GERRITSEN BEACH (WABC) -- A new flag is going up in a classroom at PS 22, Gerritsen Beach School - the flag is the first thing students give their attention to every morning.
"It's a great symbol of our country," says 2nd grader, Casey Sarubbi.
For a school that weathered the storms of Superstorm Sandy, its flags did not do as well.
"They were just worn, faded, some of them tattered - probably pretty old flags, you know!" said Charley Foley.
Foley is a police officer and founder of the Tucson-based organization, 'Flags for the Flagless', The group matches schools in need with businesses and organizations willing to donate them.

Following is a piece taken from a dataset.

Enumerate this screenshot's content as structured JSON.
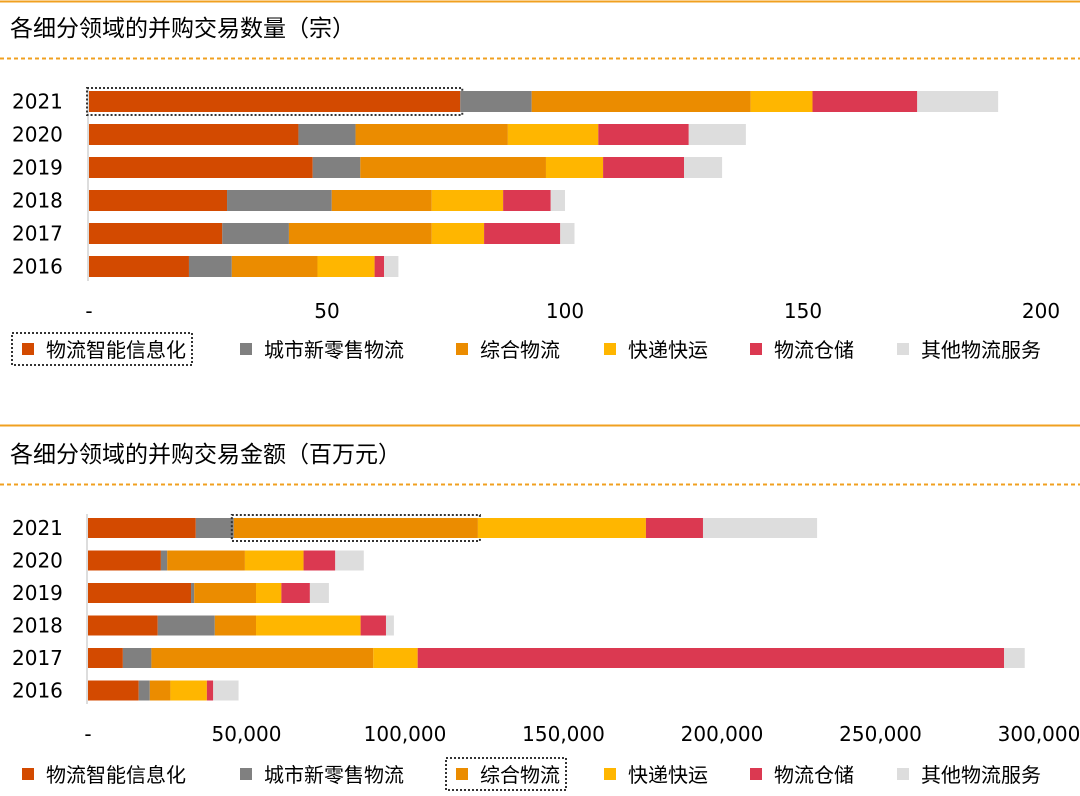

Foley was contacted on social media last year by an employee at the school.
"He said that the school couldn't afford to get the flags, so he was looking for outside help to make that happen," said Foley.
Foley immediately contacted Long Island business owner Vincent Nuzzolese of Nuzzolese Brothers Ice.
"He informed me that he has a Nuzzolese family here, ice company, that they would love to donate flags for every classroom," says PS 277 Principal Jeanne Fish.
The Nuzzolese family, with flags in hand, joined the ceremony.
"When we walked in, it caught us all off guard completely, off guard to see all these kids and to see all this patriotism," said Vincent Nuzzolese.
30 new flags for each classroom, but more importantly, a message that resonates with both the children and the adults.
"I'm very pleased to see that the kids are aware of what it took to hang that flag up there," added Nuzzolese.
"It's way more important to me now that I know what it represents," says Casey Sarubbi.
Flags for the Flagless has now delivered flags to classrooms all over the nation, but they may not find a more appreciative group of children than at Gerritsen Beach school.